What the relief package does not contain, critics say, is what restaurants need most: cash, now, just to stay afloat.

The deduction, which will cost taxpayers more than $6 billion in the next three years, “has been derided by economists, Democrats, and even the staunchly conservative Wall Street Journal op-ed page as politically tone deaf, given the millions of sick and out-of-work Americans,” the Reuters news agency reports.

Except for the big chains with drive-thru pickup and delivery, the Covid-19 pandemic has crushed American restaurants, large and small. Most of those who’ve managed to survive so far are struggling, with many of their workers laid off or terminated, adding to the nation’s economic crisis.
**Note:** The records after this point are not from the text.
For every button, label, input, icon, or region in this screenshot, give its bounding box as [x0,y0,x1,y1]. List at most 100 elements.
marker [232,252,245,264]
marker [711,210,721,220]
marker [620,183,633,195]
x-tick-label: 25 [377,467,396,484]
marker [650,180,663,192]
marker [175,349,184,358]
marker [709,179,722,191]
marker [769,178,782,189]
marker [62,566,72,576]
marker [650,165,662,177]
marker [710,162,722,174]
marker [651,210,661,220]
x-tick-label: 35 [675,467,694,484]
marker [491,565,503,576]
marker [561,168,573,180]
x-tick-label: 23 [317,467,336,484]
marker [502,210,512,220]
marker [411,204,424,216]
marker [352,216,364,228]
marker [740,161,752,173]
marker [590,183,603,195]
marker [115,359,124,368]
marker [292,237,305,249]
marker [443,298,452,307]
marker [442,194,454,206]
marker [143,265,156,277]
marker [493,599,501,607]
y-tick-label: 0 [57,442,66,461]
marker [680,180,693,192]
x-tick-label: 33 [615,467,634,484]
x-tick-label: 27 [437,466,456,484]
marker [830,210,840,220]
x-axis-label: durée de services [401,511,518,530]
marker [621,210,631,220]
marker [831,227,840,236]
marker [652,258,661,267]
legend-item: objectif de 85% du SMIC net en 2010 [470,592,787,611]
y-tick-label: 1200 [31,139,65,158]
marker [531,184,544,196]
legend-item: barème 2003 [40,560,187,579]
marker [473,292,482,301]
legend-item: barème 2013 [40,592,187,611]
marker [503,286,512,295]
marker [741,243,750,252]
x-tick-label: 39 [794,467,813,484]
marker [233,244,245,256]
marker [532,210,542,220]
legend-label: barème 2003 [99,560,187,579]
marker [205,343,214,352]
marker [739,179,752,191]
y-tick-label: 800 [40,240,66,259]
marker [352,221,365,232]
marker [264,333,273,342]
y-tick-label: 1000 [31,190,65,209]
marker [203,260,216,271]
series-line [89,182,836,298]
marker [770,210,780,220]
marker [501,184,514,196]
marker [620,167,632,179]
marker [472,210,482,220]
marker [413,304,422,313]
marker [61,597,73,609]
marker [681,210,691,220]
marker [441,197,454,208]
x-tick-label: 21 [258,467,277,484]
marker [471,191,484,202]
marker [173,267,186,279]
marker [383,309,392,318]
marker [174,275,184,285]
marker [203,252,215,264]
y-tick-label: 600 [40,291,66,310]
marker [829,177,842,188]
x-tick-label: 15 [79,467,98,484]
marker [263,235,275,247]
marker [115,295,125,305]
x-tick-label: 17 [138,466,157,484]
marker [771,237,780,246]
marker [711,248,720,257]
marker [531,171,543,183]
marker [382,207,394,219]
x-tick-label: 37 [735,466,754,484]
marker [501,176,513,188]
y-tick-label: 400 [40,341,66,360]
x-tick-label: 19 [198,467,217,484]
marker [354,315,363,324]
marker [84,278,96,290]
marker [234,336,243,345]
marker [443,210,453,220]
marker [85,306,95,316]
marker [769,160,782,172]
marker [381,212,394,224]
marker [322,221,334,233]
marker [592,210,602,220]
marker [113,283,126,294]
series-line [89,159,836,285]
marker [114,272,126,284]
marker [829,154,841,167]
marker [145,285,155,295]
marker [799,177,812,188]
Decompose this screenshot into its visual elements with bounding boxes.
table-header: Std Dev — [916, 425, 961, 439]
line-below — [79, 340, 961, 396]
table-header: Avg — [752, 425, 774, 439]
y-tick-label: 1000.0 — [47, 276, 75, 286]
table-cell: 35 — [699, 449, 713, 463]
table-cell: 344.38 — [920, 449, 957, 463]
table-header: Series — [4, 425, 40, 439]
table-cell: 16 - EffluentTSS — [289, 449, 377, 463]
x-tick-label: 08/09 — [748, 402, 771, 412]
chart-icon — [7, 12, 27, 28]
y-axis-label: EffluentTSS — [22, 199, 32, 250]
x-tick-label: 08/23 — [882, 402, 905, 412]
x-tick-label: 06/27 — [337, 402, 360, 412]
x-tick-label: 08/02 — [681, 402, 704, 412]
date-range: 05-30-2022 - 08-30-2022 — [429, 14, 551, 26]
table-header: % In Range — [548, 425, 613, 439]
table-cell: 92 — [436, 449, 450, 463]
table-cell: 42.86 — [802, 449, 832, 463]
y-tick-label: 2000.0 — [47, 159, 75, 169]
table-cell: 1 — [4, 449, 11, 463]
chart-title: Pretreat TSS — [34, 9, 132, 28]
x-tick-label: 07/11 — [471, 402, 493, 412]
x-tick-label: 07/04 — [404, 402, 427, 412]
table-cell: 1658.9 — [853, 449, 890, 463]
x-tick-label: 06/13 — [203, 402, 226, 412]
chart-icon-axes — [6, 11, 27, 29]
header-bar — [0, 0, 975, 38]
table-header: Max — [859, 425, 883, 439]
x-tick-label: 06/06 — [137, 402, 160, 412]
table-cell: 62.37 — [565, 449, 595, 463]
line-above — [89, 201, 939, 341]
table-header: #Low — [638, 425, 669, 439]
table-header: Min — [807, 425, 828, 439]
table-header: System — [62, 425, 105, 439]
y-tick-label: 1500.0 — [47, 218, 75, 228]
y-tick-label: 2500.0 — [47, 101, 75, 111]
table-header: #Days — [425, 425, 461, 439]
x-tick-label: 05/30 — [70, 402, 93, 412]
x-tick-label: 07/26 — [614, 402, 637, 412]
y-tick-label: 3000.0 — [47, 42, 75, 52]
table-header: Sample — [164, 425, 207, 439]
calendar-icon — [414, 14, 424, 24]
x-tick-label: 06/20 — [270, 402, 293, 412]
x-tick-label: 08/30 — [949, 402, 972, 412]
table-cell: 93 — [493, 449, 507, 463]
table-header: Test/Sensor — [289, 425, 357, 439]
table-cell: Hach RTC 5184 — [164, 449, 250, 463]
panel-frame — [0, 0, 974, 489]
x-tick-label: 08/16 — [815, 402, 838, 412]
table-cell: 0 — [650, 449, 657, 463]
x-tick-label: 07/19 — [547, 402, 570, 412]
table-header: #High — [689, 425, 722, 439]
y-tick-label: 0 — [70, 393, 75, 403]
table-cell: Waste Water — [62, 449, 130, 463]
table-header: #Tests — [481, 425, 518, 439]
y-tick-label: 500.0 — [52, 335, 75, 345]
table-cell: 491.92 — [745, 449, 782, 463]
Restaurants lost 17,400 jobs in November alone, reports NBC New York.

Republicans are nickel-and-diming benefits for jobless workers, while at the same time pushing for tax breaks for three-martini power lunches,” Sen. Ron Wyden (D-OR), the ranking Democrat on the Finance Committee, said this week.

It’s unconscionable.”

And ironic. The restaurant business won’t recover until the end or next year or 2022, which is when the deduction runs out.